It had to happen — a chain offering massages at discount rates. And we tired, poor, huddled masses say, "Bring it!" Of 660 clinics nationwide, 20 or so are in the Houston area, lending credibility to the rumor that our city's traffic really does suck. We go to the one in Meyerland; a coworker swears by a skilled masseuse's Swedish technique at the Sugar Land location. First visit's $39 per hour! Check out the Web site, where you'll learn about the different massage types — we learned that there is no authorized use of a peacock feather in any of the salons. And to think we once paid a guy for that at a sports club downtown! We love the standardized, cookie-cutter reassurance of Massage Envy.

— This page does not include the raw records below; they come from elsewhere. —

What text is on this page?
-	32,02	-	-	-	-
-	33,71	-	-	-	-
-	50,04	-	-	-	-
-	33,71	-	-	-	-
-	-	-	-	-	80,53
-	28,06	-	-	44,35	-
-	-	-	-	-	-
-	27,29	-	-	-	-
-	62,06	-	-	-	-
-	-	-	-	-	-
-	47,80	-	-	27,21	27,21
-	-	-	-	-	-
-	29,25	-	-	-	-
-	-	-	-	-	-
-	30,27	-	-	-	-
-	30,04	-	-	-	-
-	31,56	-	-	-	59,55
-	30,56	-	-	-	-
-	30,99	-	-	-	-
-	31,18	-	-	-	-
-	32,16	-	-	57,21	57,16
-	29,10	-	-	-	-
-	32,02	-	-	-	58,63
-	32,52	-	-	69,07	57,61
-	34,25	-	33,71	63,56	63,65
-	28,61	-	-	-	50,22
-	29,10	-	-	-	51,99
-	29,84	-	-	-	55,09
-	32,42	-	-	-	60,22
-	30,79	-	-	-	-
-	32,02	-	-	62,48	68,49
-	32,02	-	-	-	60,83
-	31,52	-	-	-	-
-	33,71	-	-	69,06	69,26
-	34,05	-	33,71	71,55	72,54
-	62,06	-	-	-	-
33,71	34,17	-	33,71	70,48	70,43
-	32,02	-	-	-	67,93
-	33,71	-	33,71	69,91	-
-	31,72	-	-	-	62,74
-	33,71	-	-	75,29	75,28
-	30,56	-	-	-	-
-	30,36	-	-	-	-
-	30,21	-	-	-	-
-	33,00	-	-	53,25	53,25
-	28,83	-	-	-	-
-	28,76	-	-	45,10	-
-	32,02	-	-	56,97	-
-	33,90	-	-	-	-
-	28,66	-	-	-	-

If you want to snap up a cute lil' chihuahua, get a really big dog for protection or even snare one of the new hybrids, like a Puggle, for cheap from the Houston SPCA, first you gotta pass muster with the gentle folks there. The organization has you undergo a bit of counseling and education. You'll also have to cough up the fee for the animal to be spayed or neutered before they'll release your new pet. But the cost — under $100, depending on the animal's size — includes deworming and the first set of vaccinations. All this is designed to make a happier family for pets and humans. The kind SPCA volunteers have been known to adopt a pet or two of their own, which says a lot about the animals and even more about the folks who donate their time.

Kronberg's Flags and Flagpoles

Want to strike terror into the heart of that idiot doing a mere 75 miles an hour in the fast lane on the Katy Freeway? Hoist a Jolly Roger from your car's mainmast — that ought to get them the hell out of the way. Kronberg's Flags and Flagpoles carries the classic, black skull-and-crossbones banner in stock. The real pirates of yore each had their own flag, so you might want to customize your own. Kronberg's has you covered there too — you tell them what you want, and they'll make it for you.

David's Pools & Spas

Don't service people generally just scare the crap out of you? They reel off a judgmental tirade laden with technological jargon designed to make you feel like a worm. Where to go, if you're a new pool owner flummoxed by the summertime care and feeding that rivals a newborn baby's? Long before hot weather hits and algae threaten to take over not only the pool but your entire backyard, get thee to David's Pools & Spas. Their mentoring and superior products will make it worth your while. They'll put up with your asking the same question every week for two years, till you get the hang of the gymnast's, mechanic's and chemist's skills required to keep an H-town pool pristine. Occasional house calls.

While Value Village Super Store has plenty to offer anyone stocking an apartment on a budget, the best part of the thrift store is its stock of weird crap to buy for stupid reasons. You can get an old computer screen to throw off a building for a YouTube movie. You can pick up a VHS preview of CBS's 1991 season and laugh at all the shows that didn't make it to '92. You can purchase famed photographs of sailboats or kittens to tear up and doodle obscene pictures over for part of an art project. You can stock your cupboard with coffee cups featuring the names of rural Texas high school football teams or Las Vegas hotels/casinos that closed in 1985. And all of the above will cost you less than 20 bucks.

West Alabama Animal Clinic

What can we say about Dr. Danielle Rosser and the staff at WAAC? Woof! What's not to like about a clinic that sports free, adoptable puppies in the waiting room, tiny canine T-shirts with rhinestone sayings like, "My Mother's a Bitch!," premium pet food, a 20-plus-pound cat on the reception desk and Tag, the Golden Retriever who's always ready with a friendly lick. (Hint: He's trying to get you to give him a treat from the canister on the counter.) Super-efficient and friendly, this crew loves animals and it shows. Check out their Web site and you'll find a mission statement, profiles of staff (and their pets) and a photo gallery of happy customers. Separate entrances for dogs and cats ensure peace among the species.

Tasting Room -- River Oaks

From a single Uptown location to three Tasting Rooms and the überhip Max's Wine Dive, TTR has spread like barnacles on the Black Pearl. It's a wine bar-cum-cafe-cum-super-chic eatery (Max's), but we still like it just as a wine store — a perfect place to pop in after work and grab a bottle to take home for dinner. The walls are lined with vino, carefully arranged by price, region and grape; if you need more help with your selections, the knowledgeable staff will gladly make a recommendation or offer a sip. There's also yummy eats at all locations if you'd rather not cook at all. Ditch the take-home box and pretend you've been slaving over a hot stove to impress guests — even if they have an inkling, after a couple of glasses of your carefully paired wine, they won't care.